Many of us have conflicting feelings about sex and intimacy and it doesn’t help when well meaning friends tell you the problem is yours and your alone. Its also not helpful when we live in a society that is so sexually focused, as you say, but with little idea how to talk about it in ways that are helpful and meaningful.
What is sex?
Sounds like you don’t enjoy partnered sex, but I wonder what kind of sex that is exactly? Penis in vagina sex? Oral sex? Anal Sex? Using toys? Using hands? You mention that you enjoy orgasming from masturbation; can you distinguish what it is about masturbation that is pleasant? And maybe share that with a partner? It can be helpful to consider what you like about solo sex, especially if there are some sex acts that you like more than others.
The pressure to have (perfect) sex.
Firstly, ask yourself why you have sex? This seems an unusual question to many, but it is one of the most helpful. Sometimes the pressure to have a lot of sex, or a certain kind of sex can make it unpleasant. Examining our motives for sex helps us understand our needs and our desire for sex.

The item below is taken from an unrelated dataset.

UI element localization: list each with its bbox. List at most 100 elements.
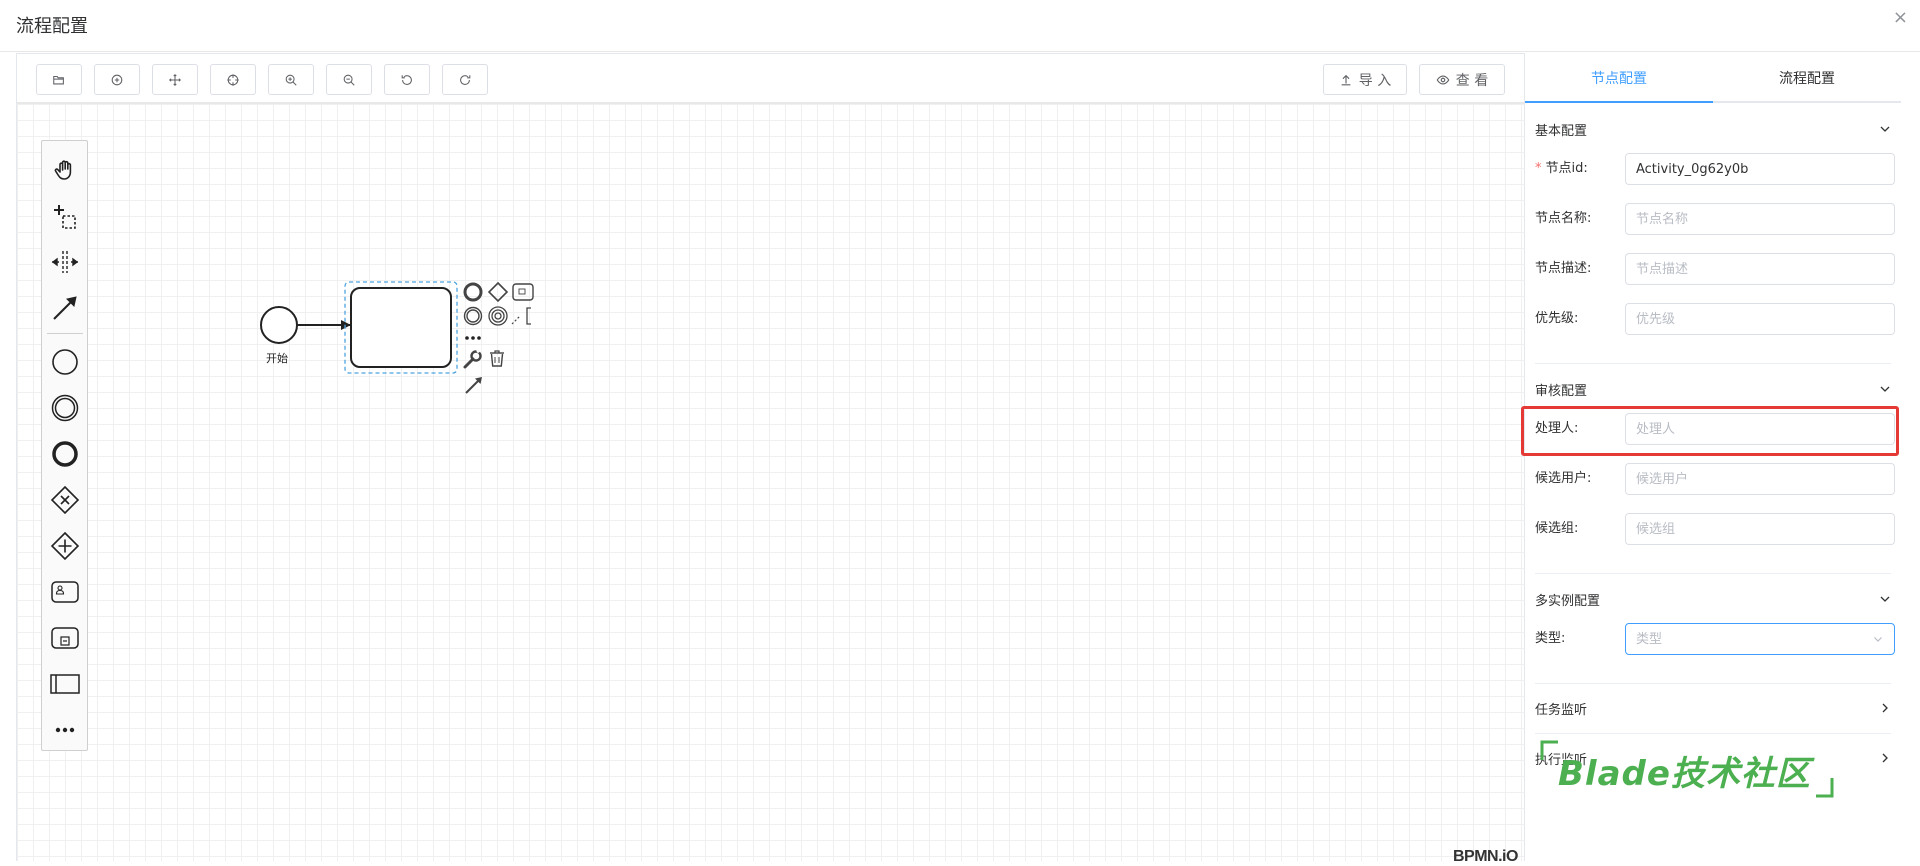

Secondly, consider the people who are your lovers. How would you describe the connections you have with them? Are they the kind of guys to take an interest in your pleasure? Do you find it easy to tell them what you like? Having dated a few guys in the last year and not liked them doesn’t necessarily mean there is anything wrong with you, nor them. Many people find sex very hard to discuss, and so avoid it, hoping that their partners will just magically know what they like. If you don’t feel comfortable telling your partner(s) how you like sex to be, what would make it easier for you? Or, if they are simply not listening to you, it may be time to reconsider if you are a good fit for each other.

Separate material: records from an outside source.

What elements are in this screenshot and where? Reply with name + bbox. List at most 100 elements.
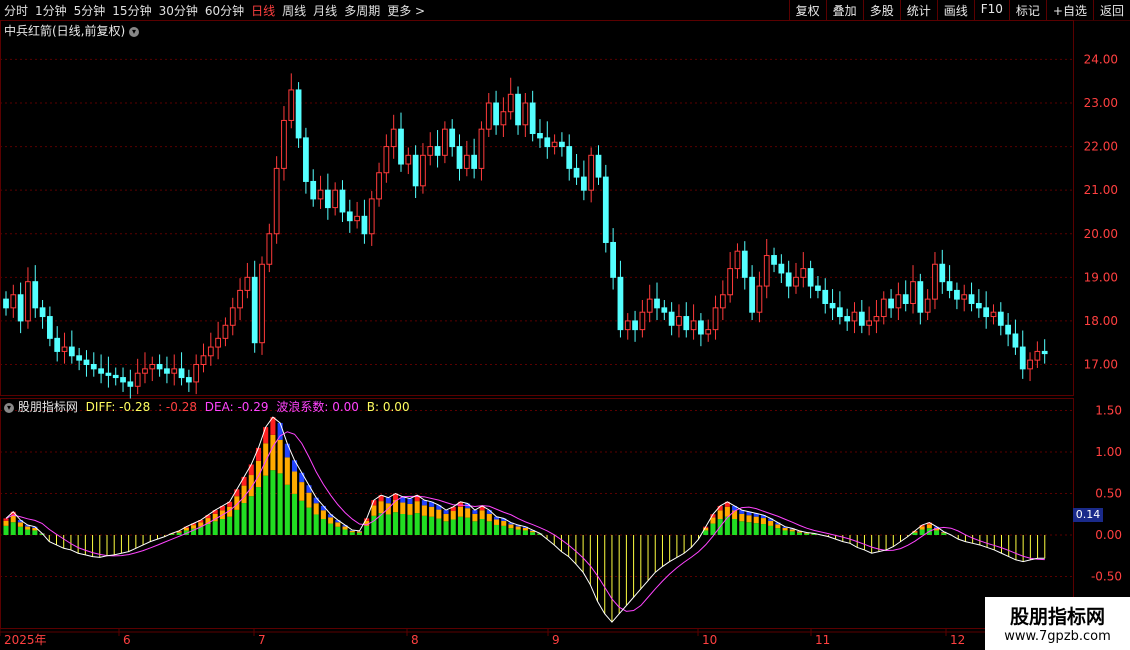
- candle-body: [617, 276, 624, 331]
- candle-body: [888, 298, 894, 309]
- period-tab-7[interactable]: 周线: [282, 2, 306, 19]
- candle-body: [215, 337, 222, 348]
- indicator-bar-orange: [739, 513, 745, 522]
- period-tab-9[interactable]: 多周期: [344, 2, 380, 19]
- candle-body: [946, 281, 953, 291]
- indicator-bar-green: [255, 487, 262, 535]
- period-tab-5[interactable]: 60分钟: [205, 2, 244, 19]
- indicator-bar-top: [277, 422, 283, 440]
- period-tab-3[interactable]: 15分钟: [112, 2, 151, 19]
- indicator-menu-icon[interactable]: ▾: [4, 402, 14, 413]
- indicator-bar-green: [421, 515, 427, 535]
- candle-body: [376, 172, 382, 200]
- candle-body: [573, 167, 580, 178]
- candle-body: [639, 311, 646, 331]
- toolbar-button-4[interactable]: 画线: [936, 0, 974, 20]
- kline-chart[interactable]: 24.00 23.00 22.00 21.00 20.00 19.00 18.00 17.00…: [0, 20, 1130, 650]
- indicator-bar-orange: [407, 503, 413, 515]
- candle-body: [281, 119, 287, 169]
- period-tab-4[interactable]: 30分钟: [159, 2, 198, 19]
- candle-body: [251, 276, 258, 344]
- candle-body: [676, 316, 682, 326]
- toolbar-button-1[interactable]: 叠加: [825, 0, 863, 20]
- indicator-tick-label: 0.00: [1095, 528, 1122, 542]
- candle-body: [668, 311, 675, 326]
- candle-body: [851, 311, 858, 322]
- period-tab-10[interactable]: 更多 >: [387, 2, 425, 19]
- period-tab-8[interactable]: 月线: [313, 2, 337, 19]
- indicator-bar-orange: [335, 522, 341, 527]
- indicator-bar-top: [248, 464, 254, 476]
- candle-body: [273, 167, 280, 235]
- candle-body: [324, 189, 331, 209]
- candle-body: [793, 276, 799, 287]
- candle-body: [1019, 346, 1026, 370]
- diff-line: [5, 416, 1045, 623]
- indicator-bar-orange: [789, 529, 795, 532]
- candle-body: [719, 294, 726, 309]
- indicator-bar-orange: [717, 510, 723, 520]
- indicator-bar-orange: [436, 509, 442, 519]
- candle-body: [32, 281, 39, 309]
- indicator-bar-green: [263, 475, 269, 535]
- x-axis-label: 6: [123, 633, 131, 647]
- toolbar-button-5[interactable]: F10: [973, 0, 1009, 20]
- candle-body: [939, 263, 946, 283]
- period-tab-2[interactable]: 5分钟: [74, 2, 106, 19]
- price-panel-title[interactable]: 中兵红箭(日线,前复权) ▾: [4, 22, 140, 39]
- indicator-bar-green: [364, 525, 370, 535]
- period-tab-0[interactable]: 分时: [4, 2, 28, 19]
- candle-body: [193, 363, 200, 383]
- toolbar-button-2[interactable]: 多股: [862, 0, 900, 20]
- toolbar-button-8[interactable]: 返回: [1092, 0, 1130, 20]
- x-axis-label: 7: [258, 633, 266, 647]
- indicator-bar-orange: [3, 520, 9, 526]
- candle-body: [17, 294, 24, 322]
- candle-body: [207, 346, 214, 357]
- candle-body: [690, 320, 697, 331]
- toolbar-button-3[interactable]: 统计: [899, 0, 937, 20]
- indicator-bar-orange: [479, 510, 485, 520]
- toolbar-button-7[interactable]: +自选: [1045, 0, 1093, 20]
- candle-body: [683, 316, 690, 331]
- candle-body: [244, 276, 251, 291]
- indicator-bar-orange: [746, 515, 752, 523]
- settings-icon[interactable]: ▾: [129, 26, 140, 37]
- stock-title: 中兵红箭(日线,前复权): [4, 24, 126, 38]
- indicator-bar-green: [465, 517, 471, 535]
- candle-body: [346, 211, 353, 222]
- indicator-bar-orange: [515, 526, 521, 530]
- candle-body: [997, 311, 1004, 326]
- candle-body: [222, 324, 229, 339]
- x-axis-label: 9: [552, 633, 560, 647]
- indicator-bar-orange: [255, 460, 262, 488]
- indicator-bar-orange: [263, 443, 269, 476]
- indicator-bar-green: [486, 521, 492, 535]
- candle-body: [807, 268, 814, 287]
- indicator-bar-orange: [782, 527, 788, 531]
- candle-body: [295, 89, 302, 139]
- toolbar-button-6[interactable]: 标记: [1008, 0, 1046, 20]
- indicator-bar-green: [782, 530, 788, 535]
- indicator-bar-orange: [371, 505, 377, 516]
- indicator-bar-orange: [306, 492, 312, 508]
- indicator-bar-green: [385, 514, 391, 535]
- period-tab-1[interactable]: 1分钟: [35, 2, 67, 19]
- candle-body: [800, 268, 807, 278]
- indicator-bar-orange: [926, 524, 932, 529]
- indicator-tick-label: 1.50: [1095, 404, 1122, 418]
- candle-body: [1034, 350, 1041, 361]
- indicator-bar-green: [457, 516, 463, 535]
- candle-body: [120, 377, 126, 383]
- candle-body: [83, 359, 90, 365]
- indicator-bar-top: [3, 518, 9, 521]
- toolbar-button-0[interactable]: 复权: [788, 0, 826, 20]
- indicator-bar-top: [313, 497, 319, 504]
- indicator-bar-green: [796, 532, 803, 535]
- indicator-bar-green: [393, 512, 399, 535]
- indicator-panel-title[interactable]: ▾ 股朋指标网 DIFF: -0.28 : -0.28 DEA: -0.29 波…: [4, 398, 410, 415]
- indicator-bar-top: [284, 443, 290, 458]
- indicator-bar-orange: [443, 513, 449, 522]
- candle-body: [910, 281, 916, 304]
- period-tab-6[interactable]: 日线: [251, 2, 275, 19]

Thirdly, where is your attention during sex? A lot of people who experience difficulty with sex do so because they find it hard to focus on what they are doing. You say ” I can’t think about anything but stopping” which sounds really distressing. Practicing mindfulness is a helpful alternative to struggling with sex and invites you to allow yourself to slow down and connect to your mind and body rather than being distracted by racing thoughts or worrying there is something wrong with you. A lot of women find this especially helpful and it’s been proven to have excellent outcomes for women living with sexual pain and even gynecological cancer.
Another consideration is a small percentage of the global population who report no or very little interest in (partnered) sex. The current statistics suggest around 1% of the population feel that the descriptors of asexuality are applicable to them, they may be for you too.
If you think you would like to be sexual, but are feeling blocked write down what stops you. If you are in pain or have some difficulty matching your your sexual values and your experiences, therapy might be really helpful.